When first considering learning Chinese, “Shanghainese” caught my interest, because apparently they only use two tones? Tones didn’t turn out to be so bad. That is cool it is being promoted.
https://www.youtube.com/watch?v=PNSWuNuOwRk This is a really interesting talk about the topic. Unfortunately no English subtitles but suitable for an intermediate learner. Also the powerpoint slides have English so that’s useful. Speaker is Nathan Rao of the Teatime Chinese podcast. A great podcast for listening practice!
Just to add some more info from a nearby city to Shanghai. In Suzhou, schools run programmes for the preservation of the topolect, they also have 苏州话 in some of the busses that go around the city centre. There’s even a Wu language section in the Suzhou library. Of course, with anything in the PRC every municipality will be different, but at least there is some preservation going on.
Though, according to this source (in Chinese) from 2022 only 2.2% of 6 - 20 year-olds can use 苏州话 proficiently.
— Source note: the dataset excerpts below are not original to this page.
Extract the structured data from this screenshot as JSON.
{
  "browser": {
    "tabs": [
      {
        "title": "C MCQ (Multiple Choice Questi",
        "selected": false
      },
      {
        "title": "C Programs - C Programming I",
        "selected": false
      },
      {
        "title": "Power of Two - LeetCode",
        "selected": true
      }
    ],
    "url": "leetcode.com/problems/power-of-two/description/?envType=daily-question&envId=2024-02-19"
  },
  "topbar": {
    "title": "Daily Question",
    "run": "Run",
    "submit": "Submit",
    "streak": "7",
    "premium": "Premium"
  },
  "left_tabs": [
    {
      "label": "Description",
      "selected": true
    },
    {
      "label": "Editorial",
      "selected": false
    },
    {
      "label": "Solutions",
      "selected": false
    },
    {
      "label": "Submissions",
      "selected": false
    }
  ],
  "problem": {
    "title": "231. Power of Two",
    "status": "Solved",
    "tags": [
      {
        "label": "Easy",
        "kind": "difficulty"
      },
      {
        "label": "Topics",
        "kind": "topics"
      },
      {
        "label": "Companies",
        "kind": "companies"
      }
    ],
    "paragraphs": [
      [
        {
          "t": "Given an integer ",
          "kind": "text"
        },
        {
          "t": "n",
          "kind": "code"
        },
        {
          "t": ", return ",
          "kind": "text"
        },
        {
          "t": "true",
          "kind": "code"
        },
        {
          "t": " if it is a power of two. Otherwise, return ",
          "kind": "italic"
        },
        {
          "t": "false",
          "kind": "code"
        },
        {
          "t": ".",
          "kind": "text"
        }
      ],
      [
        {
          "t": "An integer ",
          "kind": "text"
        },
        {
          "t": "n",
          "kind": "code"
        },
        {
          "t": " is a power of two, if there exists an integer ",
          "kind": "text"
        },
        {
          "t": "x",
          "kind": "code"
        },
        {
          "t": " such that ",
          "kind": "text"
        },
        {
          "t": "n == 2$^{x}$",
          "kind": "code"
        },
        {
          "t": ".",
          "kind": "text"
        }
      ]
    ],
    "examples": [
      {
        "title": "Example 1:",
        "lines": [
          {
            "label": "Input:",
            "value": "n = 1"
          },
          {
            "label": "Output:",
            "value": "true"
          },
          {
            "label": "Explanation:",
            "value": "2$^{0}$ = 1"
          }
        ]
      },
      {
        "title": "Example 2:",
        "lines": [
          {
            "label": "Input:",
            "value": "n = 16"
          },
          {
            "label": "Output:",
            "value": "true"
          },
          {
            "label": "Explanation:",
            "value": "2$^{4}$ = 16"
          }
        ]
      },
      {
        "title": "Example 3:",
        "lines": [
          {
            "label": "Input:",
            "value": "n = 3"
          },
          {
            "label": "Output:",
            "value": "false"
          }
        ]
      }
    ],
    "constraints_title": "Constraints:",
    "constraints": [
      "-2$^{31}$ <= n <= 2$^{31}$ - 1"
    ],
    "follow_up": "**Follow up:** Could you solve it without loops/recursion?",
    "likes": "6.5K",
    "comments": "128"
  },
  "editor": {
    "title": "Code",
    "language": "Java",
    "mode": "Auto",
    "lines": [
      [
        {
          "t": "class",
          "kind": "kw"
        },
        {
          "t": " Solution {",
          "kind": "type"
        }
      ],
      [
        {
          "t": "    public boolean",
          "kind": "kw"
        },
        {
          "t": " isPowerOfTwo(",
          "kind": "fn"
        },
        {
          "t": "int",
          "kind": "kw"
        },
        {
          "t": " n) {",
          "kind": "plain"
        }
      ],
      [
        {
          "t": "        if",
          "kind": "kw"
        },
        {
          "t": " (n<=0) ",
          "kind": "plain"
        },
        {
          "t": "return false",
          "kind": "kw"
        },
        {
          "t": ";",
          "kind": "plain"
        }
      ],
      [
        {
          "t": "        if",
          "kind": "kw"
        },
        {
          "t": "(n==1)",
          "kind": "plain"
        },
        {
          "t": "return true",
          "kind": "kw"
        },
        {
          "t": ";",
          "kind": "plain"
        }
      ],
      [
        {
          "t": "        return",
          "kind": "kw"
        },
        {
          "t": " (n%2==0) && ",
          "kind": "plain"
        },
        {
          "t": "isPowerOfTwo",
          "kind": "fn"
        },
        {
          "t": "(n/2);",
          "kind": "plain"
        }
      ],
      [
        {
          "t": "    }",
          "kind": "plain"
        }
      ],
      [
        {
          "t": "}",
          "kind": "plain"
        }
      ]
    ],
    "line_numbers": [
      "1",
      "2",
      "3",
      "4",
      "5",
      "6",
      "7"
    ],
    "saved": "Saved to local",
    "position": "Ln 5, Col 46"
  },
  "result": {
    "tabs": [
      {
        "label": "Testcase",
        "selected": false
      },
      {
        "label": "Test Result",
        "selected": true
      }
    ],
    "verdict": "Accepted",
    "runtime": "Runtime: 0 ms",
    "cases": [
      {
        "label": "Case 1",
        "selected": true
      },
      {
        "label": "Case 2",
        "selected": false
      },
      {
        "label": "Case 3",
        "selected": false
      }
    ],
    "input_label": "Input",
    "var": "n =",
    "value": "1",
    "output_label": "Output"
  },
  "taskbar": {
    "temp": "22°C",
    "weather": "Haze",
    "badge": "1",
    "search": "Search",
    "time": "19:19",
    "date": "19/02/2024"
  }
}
The author does say they are unclear about how that data was gathered, so it could just be a limited amount of people from the Suzhou area gave a response. Still, from personal experience I don’t think it’s that low, as I’ve had several students (and some colleagues, though that would break the 6 - 20 year-old limit) claim that they spoke 苏州话 with their parents or grandparents.
I guess I still have a lot to learn… my parents were from China, and they always gave me the impression that they were just dialects. My father spoke(speaks) in an Anhui dialect, and although it sounded like a separate language, if you listened really closely it was really just ‘mandarin’ but distorted. A lot, sure, but it’s all the same language in the end. I guess I just assumed it was the rule, not the exception.
The difference between it being a rule and an exception depends on which side of the North/South dividing line a speaker is from. Generally, people from south and south-east of the Yangtze river speak languages whose most recent common ancestor is Middle Chinese and not Mandarin.